In 2015, Black Box’s stock price reached an all-time low, trading at $6.84 per share following the resignation of former CEO Michael McAndrew in December, and the sales force restructuring.

For its 2016 fiscal year, which ended March 31, sales fell 8 percent compared to last year, landing at $912 million.

Moving forward, the Lawrence, Pa.-based IT solution provider – No. 34 on CRN’s Solution Provider 500 list - will continue the transformation it started in its sales force and commercial services business over the last year.

Following that, Sykes said, Black Box will continue to remake itself with three additional transformational goals he called phases, adding they were part of a plan to make the company more "agile, innovative, effective and efficient."

Sykes called the three new phases of the plan "essential steps needed to create the organization we need moving forward."

"These efforts ... are exactly the right things to do," he said.

In the expanded plan, Sykes said the ongoing restructuring will "reset the business model" and prepare the company for the next steps he plans to take.

He said that, moving forward, the company will look to increase its focus on growing markets and retreat from those that are declining, moves that will be followed by an expansion into faster-growing markets close to those in which the company currently does business.

Sykes said he hopes that movement will allow the company to become more agile in adjusting to technology shifts and reaching sustainable growth in new markets. But he said Black Box has a long way to go before it reaches that point.

However, he said he’s optimistic now that the "hard times," are behind the company.

Sykes announced Black Box will stop providing guidance due to the fact that it has it could not rely on its predictions throughout its restructuring process.

"If you have been following the company for some time, it will not come as a surprise when I tell you that the company has not been able to accurately provide financial guidance on a consistent basis," he said.

In fact, in each quarter of its 2016 fiscal year, the company had to adjust its year-end revenue guidance, moving the range downward over the four quarters. "In the normal course of business, this is unacceptable," Sykes said, adding that the company will provide guidance when it "vastly’ improves its ability to predict business consistently.

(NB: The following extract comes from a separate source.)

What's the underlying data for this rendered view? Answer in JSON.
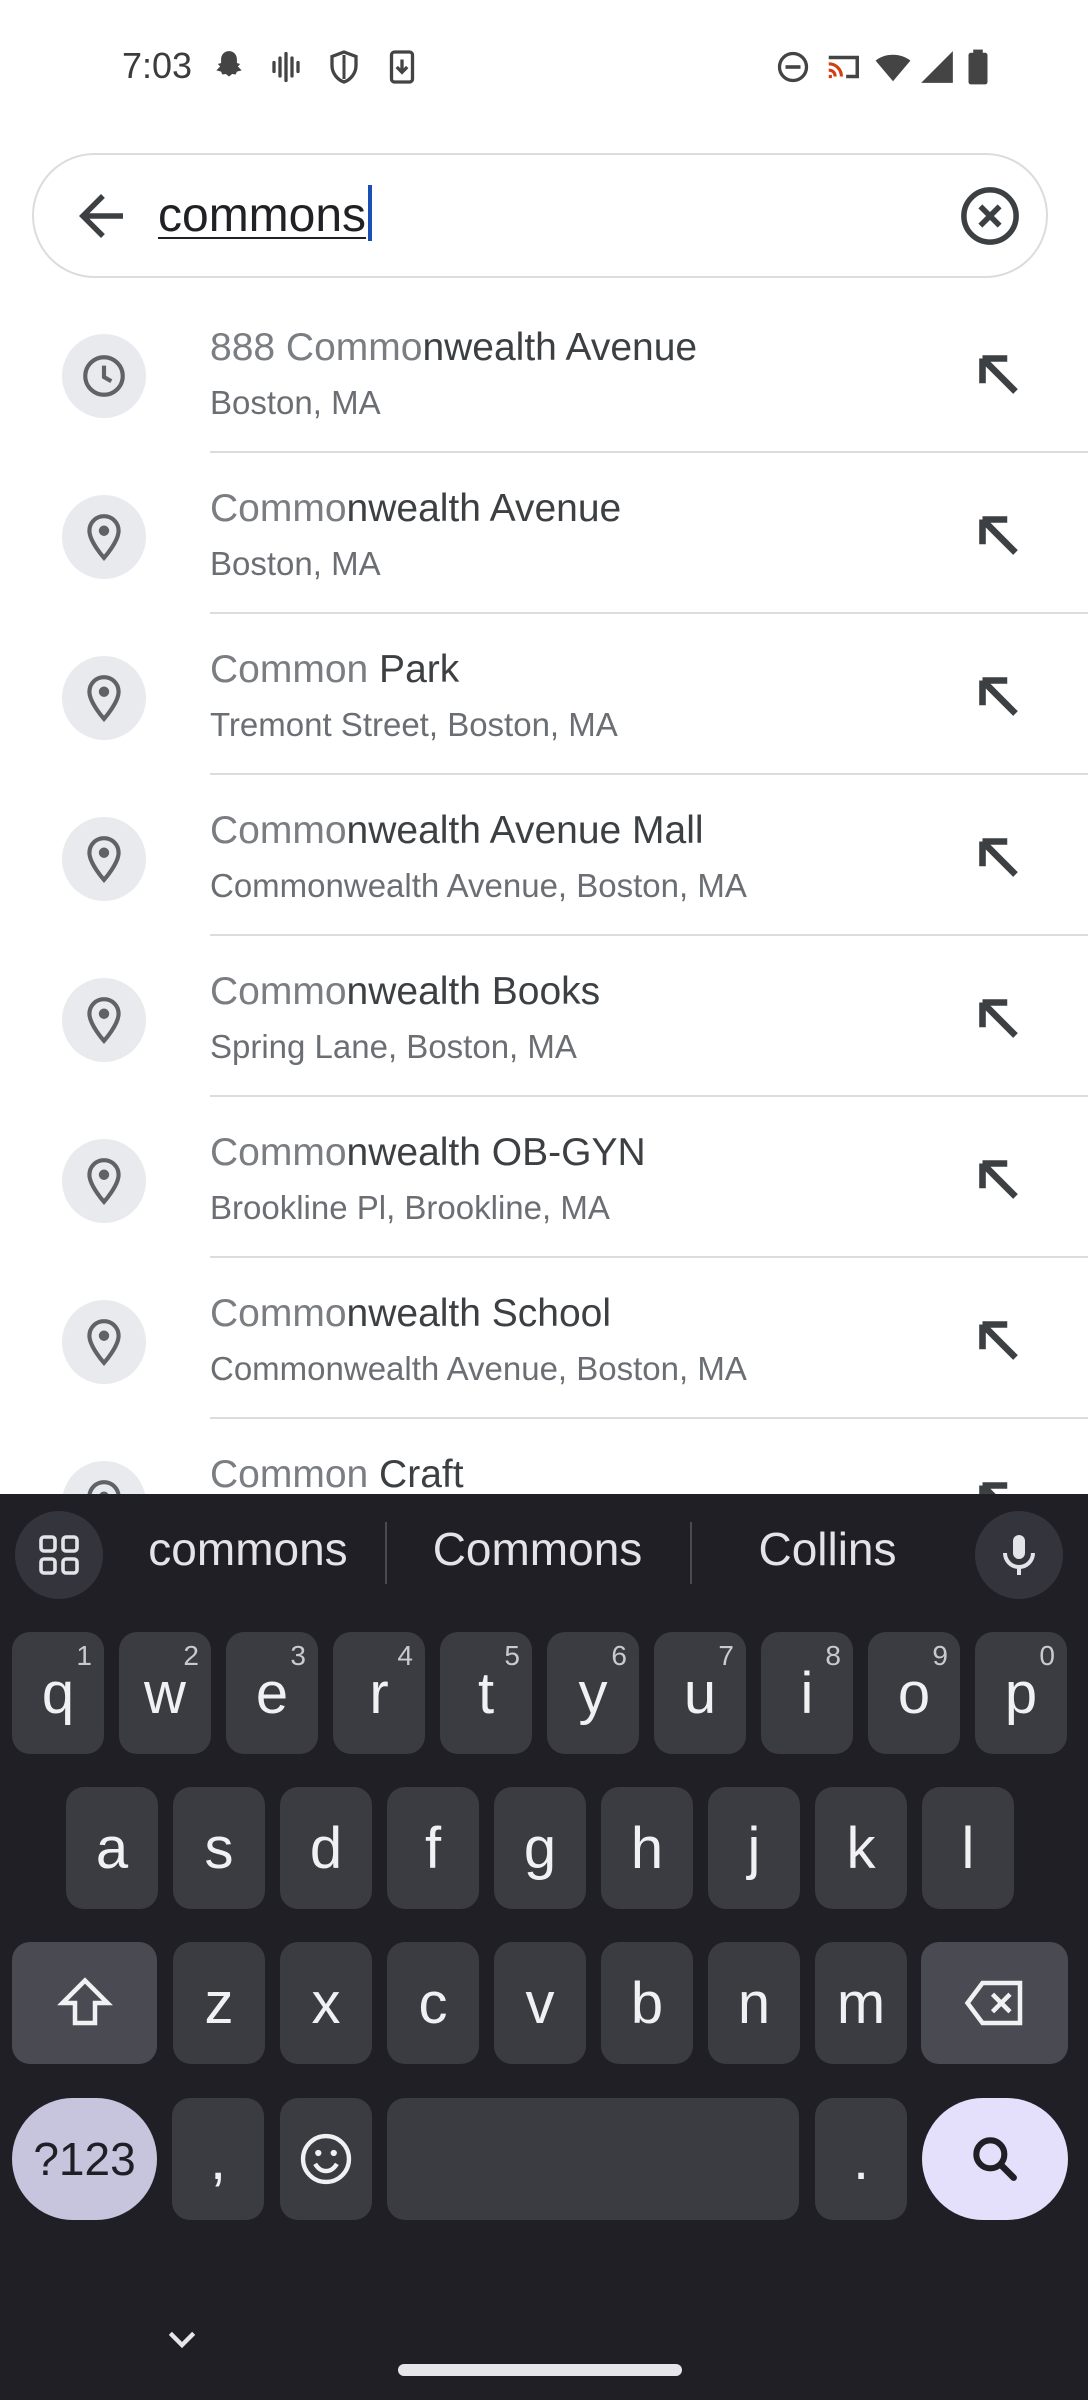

Black Box also reported an 8-percent drop in revenue for the fourth quarter over the same quarter in 2015, bringing in $224.1 million.

Meanwhile, the company lost $4.7 million. For the entire fiscal year, Black Box lost $171.1 million, down substantially from $15 million in fiscal 2015.

On Wednesday, the day after the company's earnings report, Black Box stock fell nearly 11 percent, or $1.53, from $14.11 to $12.58.